Se a Inglaterra tinha energia que nunca mais acabava, então Lauren Hemp era a bateria. Aquele rígido rosto, sério desde o 0-0 até ao resultado final, assombrou Ana Borges e quem tentou dobrar a lateral. Com um posicionamento aberto, propício ao cruzamento, dirigiu a bola até à área onde a manta esburacada de Portugal não impediu que Lucy Bronze aumentasse a contagem. Não houve reação até porque as Navegadoras raramente conseguiram passar do meio-campo. Ao dispor, Portugal teve apenas um lance ocasional, em que Andreia Norton cabeceou ao poste, controlado por Hannah Hampton, a substituir a reformada surpreendente, Mary Earps.

Aggie Beever-Jones dava seguimento à exibição de capacidades várias. Marcou pelo chão, serviu de referência no apoio frontal, finalizou de cabeça e até no ataque à profundidade - numa das poucas vezes que Portugal subiu o bloco, já depois da meia hora - concluiu jogadas. Aos 33 minutos, a avançada do Chelsea tinha já rubricado um hat-trick. À agilidade das centrocampistas interiores, Grace Clinton e Jess Park, juntava-se a disciplina das defesas cujo posicionamento era guiado pela linha do meio-campo. Beth Mead também marcaria numa primeira parte (5-0) tenebrosa para Portugal.

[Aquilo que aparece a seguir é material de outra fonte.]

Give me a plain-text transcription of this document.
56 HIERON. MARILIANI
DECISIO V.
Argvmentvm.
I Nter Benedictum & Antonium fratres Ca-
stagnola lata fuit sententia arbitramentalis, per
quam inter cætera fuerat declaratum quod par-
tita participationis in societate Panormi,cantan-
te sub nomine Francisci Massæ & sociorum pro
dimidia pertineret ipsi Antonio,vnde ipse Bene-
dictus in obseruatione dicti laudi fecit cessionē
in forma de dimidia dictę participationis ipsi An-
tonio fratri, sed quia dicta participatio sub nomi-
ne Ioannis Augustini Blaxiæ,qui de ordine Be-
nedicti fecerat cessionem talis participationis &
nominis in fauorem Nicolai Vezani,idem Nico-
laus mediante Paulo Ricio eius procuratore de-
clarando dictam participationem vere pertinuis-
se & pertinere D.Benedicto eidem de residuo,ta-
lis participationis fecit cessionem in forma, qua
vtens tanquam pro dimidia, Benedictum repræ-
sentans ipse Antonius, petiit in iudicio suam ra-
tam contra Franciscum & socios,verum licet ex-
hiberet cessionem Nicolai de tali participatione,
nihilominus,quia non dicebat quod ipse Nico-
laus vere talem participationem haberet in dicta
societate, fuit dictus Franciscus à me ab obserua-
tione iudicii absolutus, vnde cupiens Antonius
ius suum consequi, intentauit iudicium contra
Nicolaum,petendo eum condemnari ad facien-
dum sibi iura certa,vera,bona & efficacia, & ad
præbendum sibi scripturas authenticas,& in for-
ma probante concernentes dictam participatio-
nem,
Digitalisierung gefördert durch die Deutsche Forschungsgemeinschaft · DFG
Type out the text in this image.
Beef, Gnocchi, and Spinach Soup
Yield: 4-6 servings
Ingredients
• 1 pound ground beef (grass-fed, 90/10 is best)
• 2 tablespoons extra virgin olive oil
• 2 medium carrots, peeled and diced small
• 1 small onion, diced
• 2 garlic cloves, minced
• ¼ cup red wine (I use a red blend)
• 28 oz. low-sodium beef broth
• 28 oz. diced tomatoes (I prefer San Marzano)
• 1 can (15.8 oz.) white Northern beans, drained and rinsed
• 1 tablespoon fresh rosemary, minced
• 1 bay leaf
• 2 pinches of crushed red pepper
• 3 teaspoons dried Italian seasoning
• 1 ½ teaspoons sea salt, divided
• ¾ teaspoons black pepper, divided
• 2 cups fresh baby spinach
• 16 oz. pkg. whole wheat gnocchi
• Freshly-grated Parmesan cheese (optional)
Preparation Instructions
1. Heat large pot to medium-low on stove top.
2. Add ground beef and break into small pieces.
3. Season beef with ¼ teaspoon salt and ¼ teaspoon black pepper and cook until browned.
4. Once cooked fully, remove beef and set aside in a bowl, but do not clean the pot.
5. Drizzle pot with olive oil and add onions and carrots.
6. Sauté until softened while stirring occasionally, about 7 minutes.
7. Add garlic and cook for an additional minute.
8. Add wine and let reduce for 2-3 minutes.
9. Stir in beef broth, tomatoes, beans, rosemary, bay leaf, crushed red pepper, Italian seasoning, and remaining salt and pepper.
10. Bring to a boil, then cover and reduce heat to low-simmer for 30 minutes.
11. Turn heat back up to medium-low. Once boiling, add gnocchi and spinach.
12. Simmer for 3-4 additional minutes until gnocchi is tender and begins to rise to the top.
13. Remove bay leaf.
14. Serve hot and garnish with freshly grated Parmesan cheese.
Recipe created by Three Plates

A Inglaterra deixou de se vangloriar com o ritmo do seu desempenho e, aconchegando a bola, tornou o jogo mais tépido. Francisco Neto trouxe Jéssica Silva, recuperada de um problema no olho, para a segunda parte. O técnico estreou também Carolina Correia num destroçado contexto.

Catherine Ivill - AMA

Na ressaca dos festejos da Liga dos Campeões conquistada pelo Arsenal, Chloe Kelly mostrou-se completamente recuperada. Foi uma das jogadoras lançadas por Sarina Wiegman, que também alinhou no corrupio de substituições, e voltou a marcar no sítio onde foi autora do golo que deu o Euro 2022 às Lionesses. Melhor engenho lhe faltou quando caiu na sua cabeça o ressalto de um livre à barra de Alex Greenwood.

Ainda que a superioridade da Inglaterra tenha sido imensa, o manifesto de Portugal para este jogo foi escrito com hieróglifos que ninguém foi capaz de interpretar. Francisco Neto quis associar a Liga das Nações à preparação para o Euro 2025. Assim sendo, não havia pior momento para viver um mau momento, pois a seleção parece não estar em condições de, em julho, competir num grupo com Espanha, Itália e Bélgica. É preciso elevar o nível. Alguém tem por aí um trampolim?